“We trained a machine learning model with high performance. However, it did not work and was not useful in practice.” I have heard this sentence several times, and each time I was eager to find out the reason. There could be different reasons that a model failed to work in practice. As these issues are not usually addressed in data science courses, in this article I address one of the common mistakes in designing and deploying a machine learning model.
In the rest of this article, first, I will discuss the confusion between Correlation and Causation that leads to the misuse of machine learning models. I will illustrate the discussion with an example. After that, different possibilities between inputs and outputs of the model are shown. Finally, I provide some suggestions to avoid this mistake.
Correlation not Causation
Mistaking Correlation with Causation can lead to wrong results. An example of confusion between Correlation and Causation is the analysis of Freakonomics in which Illinois sent books to students because the analysis revealed that books available at home are directly correlated to high test marks. However, the reality is that houses wherein parents usually buy books have an exhilarated learning environment. Further analysis revealed students from homes which have several books performed better in their academics even if they have never read the books. In fact, getting higher marks was not an effect of the books, but they both result from the environment.
Back to our topic, after you develop a model, you cannot manipulate the input parameters (features) to see the effect on the output. The reason is that an input feature could be an effect of the output and it is not necessarily the cause of the output. What a high-performance machine learning model tells you is that there is a correlation between the input and output. You cannot adjust the inputs to get the desired output and then provide the recommendations based on the adjusted inputs.
Here is an example in which we develop a regression model but the model provides a false prediction/recommendation. Assume we have the outside temperature and temperature of a room. We can develop a linear regression model to estimate the outside temperature based on the temperature of the room.
where C1 and C2 are the constant coefficients derived from the data. Assume this model has very high performance (e.g. more than 99%).

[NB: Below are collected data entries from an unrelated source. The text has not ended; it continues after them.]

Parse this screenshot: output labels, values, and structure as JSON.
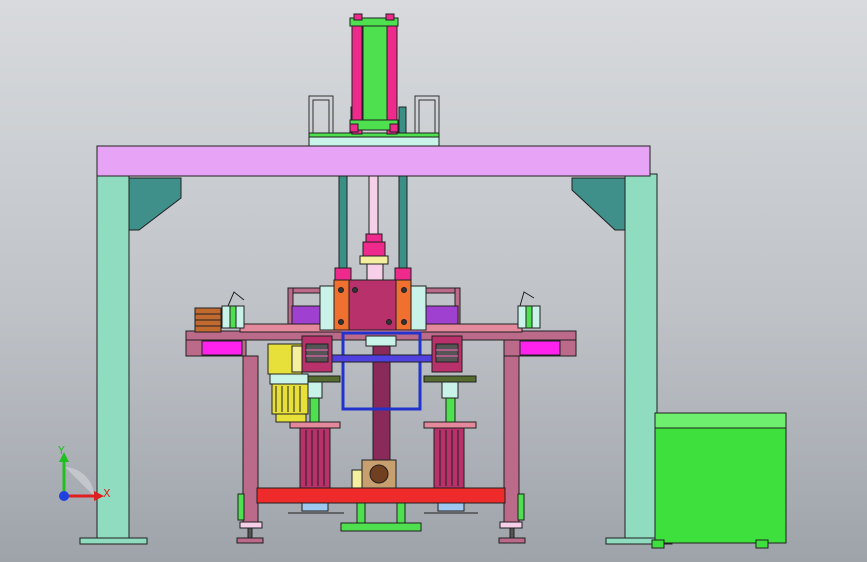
{
  "axis_triad": {
    "x_label": "X",
    "y_label": "Y",
    "x_color": "#e02020",
    "y_color": "#20c020",
    "origin_color": "#2040e0"
  },
  "colors": {
    "frame_column": "#8fdcc0",
    "top_beam": "#e7a3f5",
    "cylinder": "#4ee04e",
    "cylinder_rods": "#ee2a8c",
    "guide_rods": "#3a8f86",
    "table": "#bb6a8a",
    "head_block": "#b8316a",
    "side_plate": "#f07030",
    "base_bar": "#ee2a2a",
    "center_column": "#8a2a5a",
    "blue_frame": "#2233cc",
    "motor": "#e8e03a",
    "cabinet": "#3ee03e",
    "magenta_panel": "#ff22ee"
  }
}
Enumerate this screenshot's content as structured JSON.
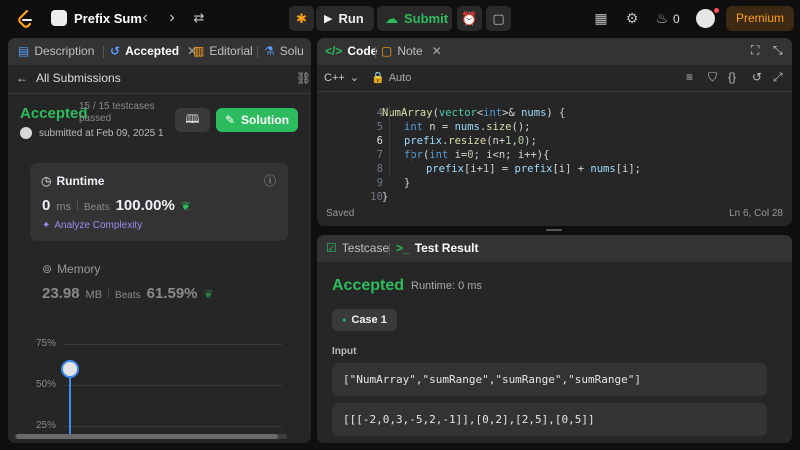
{
  "topbar": {
    "problem_title": "Prefix Sum",
    "run_label": "Run",
    "submit_label": "Submit",
    "notifications_count": "0",
    "premium_label": "Premium"
  },
  "left_panel": {
    "tabs": [
      {
        "label": "Description"
      },
      {
        "label": "Accepted"
      },
      {
        "label": "Editorial"
      },
      {
        "label": "Solu"
      }
    ],
    "back_label": "All Submissions",
    "status": "Accepted",
    "testcases": "15 / 15 testcases",
    "passed": "passed",
    "submitted": "submitted at Feb 09, 2025 13:0",
    "solution_button": "Solution",
    "runtime": {
      "title": "Runtime",
      "value": "0",
      "unit": "ms",
      "beats_label": "Beats",
      "beats_value": "100.00%",
      "analyze": "Analyze Complexity"
    },
    "memory": {
      "title": "Memory",
      "value": "23.98",
      "unit": "MB",
      "beats_label": "Beats",
      "beats_value": "61.59%"
    },
    "chart_labels": [
      "75%",
      "50%",
      "25%"
    ]
  },
  "code_panel": {
    "tabs": [
      {
        "label": "Code"
      },
      {
        "label": "Note"
      }
    ],
    "language": "C++",
    "mode": "Auto",
    "line_numbers": [
      "4",
      "5",
      "6",
      "7",
      "8",
      "9",
      "10"
    ],
    "saved_label": "Saved",
    "cursor_pos": "Ln 6, Col 28"
  },
  "result_panel": {
    "tabs": [
      {
        "label": "Testcase"
      },
      {
        "label": "Test Result"
      }
    ],
    "status": "Accepted",
    "runtime": "Runtime: 0 ms",
    "case_label": "Case 1",
    "input_label": "Input",
    "input_line1": "[\"NumArray\",\"sumRange\",\"sumRange\",\"sumRange\"]",
    "input_line2": "[[[-2,0,3,-5,2,-1]],[0,2],[2,5],[0,5]]"
  },
  "colors": {
    "accent_green": "#2cbb5d",
    "premium_orange": "#ffa116",
    "panel_bg": "#262626"
  }
}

Working with the model, we find out that if the inside temperature increase by 5C, the outside temperature will increase by 10C. Can we buy a heater for the room and increase the inside temperature to enjoy a warm day??!! Of course not. The reason is that the inside temperature is the effect, not the cause. The same thing can happen when a data scientist manipulates the inputs of a model (e.g. inside temperature) to get the desired output (e.g. outside temperature). The recommendations based on manipulating the inputs are usually useless in practice.
Input and Output Relationship
Now, let’s see different cases when there is a correlation between one of the features A and the output B. The following figures show different cases.
It is clear that in cases 2, 3, and 4, the output of the model for a manipulated value of A is different from what we see in the real world. It should be noted that even in case 1, the output might be different because A may have some correlation with other inputs of the model. This means when the value of Achanges the other inputs will also change. Therefore, it is not correct to change only one of the input features, and investigate its effect.
How to Avoid?
First, be aware of this issue. You should be aware that by manipulating the inputs, you cannot predict the output. Keeping this in your mind would affect how you design your model and how to choose the futures.
Second, if you would like to design a prediction model, you need to have the historical data that tells your model the effect of changing the inputs. By having snapshots, you cannot predict what will happen if an input changes. In this case, you can train the model based on the historical data. In our example, when we want to see the effect of the room temperature on the outside temperature, we need to have some samples that include changes of inside temperature and their effects on the outside temperature (e.g. after 1 hour). In this case, the model learns that the room temperature has no effect on the outside temperature.
Third, use your domain knowledge or talk to experts and see if your prediction/recommendation results make sense or not. This leads to avoiding not only this mistake but other logical mistakes. For example, there might be some bugs in your coding that you are not aware of. Sense check can help you validate the model in general.
Designing a machine learning model is a tricky task. A model may not work in practice although it has high performance on the training data. In this article, I discussed the misuse of a machine learning model that causes the predictions not to work in the real world situation. The other reasons could be overfitting, duplicated samples, and unbiased data. It is always good to use your domain knowledge or talk to some experts and see if your prediction/recommendation results make sense or not.